Hundreds crowded into a lecture theatre to affirm Anderton’s right to discuss
politics with the student body. A Vote of No Confidence in the Vice-Chancellor
was proposed. The anger of the meeting
was palpable. As in 1972, the University authorities backed away from the
controversy precipitated by their errant authoritarian instincts.
What has happened to New Zealand’s universities that the
fighting spirit of staff and students, once so evident on the nation’s
campuses, has been reduced to a pallid pile of expiring embers? Historically
speaking, university bureaucracies have never hesitated to tighten-up and
screw-down the turbulent inhabitants of their ivory towers. What is it, then,
about the times we live in that allows those same bureaucrats to do their worst
and encounter resistance only from former staff and students old enough to
remember when they couldn’t?
Talking to today’s academics it would seem that the teachers
and students of the modern university are at each other’s mercy. Lecturers and
tutors are subject to the detailed written appraisal of their “paying
customers” – whose career expectations it is most unwise to set back with
anything less than “As” and “Bs”. The students, meanwhile: products of
parenting strategies as over-protective as they are over-expectant; cannot take
too much in the way of challenging ideas or uncompromising expression. The use
of the term “snowflake”, while derisive, is not entirely inaccurate. Academics
have learned the hard way just how sensitive these kids can be.

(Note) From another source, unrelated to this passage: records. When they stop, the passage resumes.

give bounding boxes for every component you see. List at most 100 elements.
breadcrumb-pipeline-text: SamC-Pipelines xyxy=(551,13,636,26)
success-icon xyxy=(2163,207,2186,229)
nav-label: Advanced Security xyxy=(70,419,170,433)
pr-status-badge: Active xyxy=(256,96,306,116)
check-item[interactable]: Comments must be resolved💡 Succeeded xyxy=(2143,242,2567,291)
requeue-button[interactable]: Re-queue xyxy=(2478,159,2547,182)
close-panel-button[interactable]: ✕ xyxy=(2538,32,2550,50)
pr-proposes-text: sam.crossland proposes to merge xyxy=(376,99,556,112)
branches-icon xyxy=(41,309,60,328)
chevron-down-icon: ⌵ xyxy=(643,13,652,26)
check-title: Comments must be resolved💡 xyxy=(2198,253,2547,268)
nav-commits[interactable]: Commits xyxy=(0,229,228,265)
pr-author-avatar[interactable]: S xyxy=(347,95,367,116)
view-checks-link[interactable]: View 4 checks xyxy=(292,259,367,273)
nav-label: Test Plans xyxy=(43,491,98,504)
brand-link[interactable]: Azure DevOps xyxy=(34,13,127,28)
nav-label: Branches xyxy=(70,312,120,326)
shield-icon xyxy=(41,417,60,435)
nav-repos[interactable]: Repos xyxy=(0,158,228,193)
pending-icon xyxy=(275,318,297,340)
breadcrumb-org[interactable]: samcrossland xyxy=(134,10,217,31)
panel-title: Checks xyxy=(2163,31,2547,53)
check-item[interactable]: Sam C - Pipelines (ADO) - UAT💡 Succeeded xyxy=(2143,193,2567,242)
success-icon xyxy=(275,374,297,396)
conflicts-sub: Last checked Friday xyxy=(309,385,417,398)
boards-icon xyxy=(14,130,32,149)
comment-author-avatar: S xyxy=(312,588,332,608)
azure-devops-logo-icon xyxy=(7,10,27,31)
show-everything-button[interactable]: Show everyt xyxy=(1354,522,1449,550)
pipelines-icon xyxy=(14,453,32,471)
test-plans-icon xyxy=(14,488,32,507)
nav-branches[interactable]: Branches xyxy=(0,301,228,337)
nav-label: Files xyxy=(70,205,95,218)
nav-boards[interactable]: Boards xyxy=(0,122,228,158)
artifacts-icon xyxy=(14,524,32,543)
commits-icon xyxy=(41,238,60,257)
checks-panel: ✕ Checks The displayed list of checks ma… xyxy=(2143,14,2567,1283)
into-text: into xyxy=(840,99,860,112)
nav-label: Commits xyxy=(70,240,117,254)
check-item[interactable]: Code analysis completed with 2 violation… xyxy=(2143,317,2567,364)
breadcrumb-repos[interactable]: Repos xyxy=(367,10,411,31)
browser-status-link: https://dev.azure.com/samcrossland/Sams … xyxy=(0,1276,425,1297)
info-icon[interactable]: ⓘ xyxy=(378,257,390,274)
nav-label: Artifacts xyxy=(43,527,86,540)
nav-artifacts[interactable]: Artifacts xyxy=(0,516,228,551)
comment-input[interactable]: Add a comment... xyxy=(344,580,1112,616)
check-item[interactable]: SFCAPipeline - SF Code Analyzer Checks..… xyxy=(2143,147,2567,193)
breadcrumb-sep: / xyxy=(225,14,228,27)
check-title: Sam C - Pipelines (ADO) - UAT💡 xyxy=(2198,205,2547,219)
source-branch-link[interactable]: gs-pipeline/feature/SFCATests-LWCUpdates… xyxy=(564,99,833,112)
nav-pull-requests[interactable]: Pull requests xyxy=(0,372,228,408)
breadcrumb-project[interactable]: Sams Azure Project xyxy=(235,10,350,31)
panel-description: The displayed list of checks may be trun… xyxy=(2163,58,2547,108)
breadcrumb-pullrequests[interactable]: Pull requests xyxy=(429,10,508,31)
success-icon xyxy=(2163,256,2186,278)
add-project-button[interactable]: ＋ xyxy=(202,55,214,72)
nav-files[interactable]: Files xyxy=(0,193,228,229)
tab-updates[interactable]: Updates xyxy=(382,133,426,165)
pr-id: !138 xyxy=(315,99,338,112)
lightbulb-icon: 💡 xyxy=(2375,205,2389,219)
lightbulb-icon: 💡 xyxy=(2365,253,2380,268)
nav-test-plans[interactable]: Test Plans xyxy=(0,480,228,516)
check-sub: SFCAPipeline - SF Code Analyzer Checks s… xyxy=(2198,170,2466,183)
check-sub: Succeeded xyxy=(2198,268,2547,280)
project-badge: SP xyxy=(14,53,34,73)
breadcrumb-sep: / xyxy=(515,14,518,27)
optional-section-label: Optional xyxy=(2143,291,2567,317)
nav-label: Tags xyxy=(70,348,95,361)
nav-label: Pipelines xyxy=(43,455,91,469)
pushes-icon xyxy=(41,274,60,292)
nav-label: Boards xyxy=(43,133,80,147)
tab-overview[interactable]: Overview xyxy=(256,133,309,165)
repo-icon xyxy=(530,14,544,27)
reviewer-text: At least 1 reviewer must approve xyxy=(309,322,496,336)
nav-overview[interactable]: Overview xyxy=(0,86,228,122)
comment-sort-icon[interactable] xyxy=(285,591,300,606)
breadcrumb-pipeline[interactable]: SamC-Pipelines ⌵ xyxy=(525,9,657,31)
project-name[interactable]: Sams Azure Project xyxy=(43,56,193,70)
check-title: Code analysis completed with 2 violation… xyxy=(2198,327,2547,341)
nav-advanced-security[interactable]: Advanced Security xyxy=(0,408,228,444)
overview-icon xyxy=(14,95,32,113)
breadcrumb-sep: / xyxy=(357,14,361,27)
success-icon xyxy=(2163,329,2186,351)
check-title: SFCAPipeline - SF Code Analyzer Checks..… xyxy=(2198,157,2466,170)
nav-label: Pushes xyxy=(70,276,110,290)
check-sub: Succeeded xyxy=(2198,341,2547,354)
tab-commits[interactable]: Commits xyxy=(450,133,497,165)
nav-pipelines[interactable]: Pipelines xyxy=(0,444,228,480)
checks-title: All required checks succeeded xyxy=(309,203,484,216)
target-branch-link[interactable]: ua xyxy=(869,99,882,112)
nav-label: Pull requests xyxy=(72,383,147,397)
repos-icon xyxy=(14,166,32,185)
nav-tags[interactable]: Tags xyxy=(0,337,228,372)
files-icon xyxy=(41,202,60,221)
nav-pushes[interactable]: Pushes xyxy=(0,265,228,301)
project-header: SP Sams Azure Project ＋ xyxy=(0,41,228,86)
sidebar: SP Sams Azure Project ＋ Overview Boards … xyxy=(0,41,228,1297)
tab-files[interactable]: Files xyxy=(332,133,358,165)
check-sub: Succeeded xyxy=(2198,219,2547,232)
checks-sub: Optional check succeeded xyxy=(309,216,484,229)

Certainly, the Massey authorities seem confident that it
will not be their restriction of free speech that provokes outrage and protest.
In their estimation, it is much more likely to be the presence on campus of
representatives of ideas and causes deemed “hateful”, “harmful” or “offensive”
that gets the staff and students up in arms.
God help us, but there just might be some method in Massey
University’s bureaucratic madness.
This essay was originally published in The Otago Daily
Times and The Greymouth Star of Friday, 15 November 2019.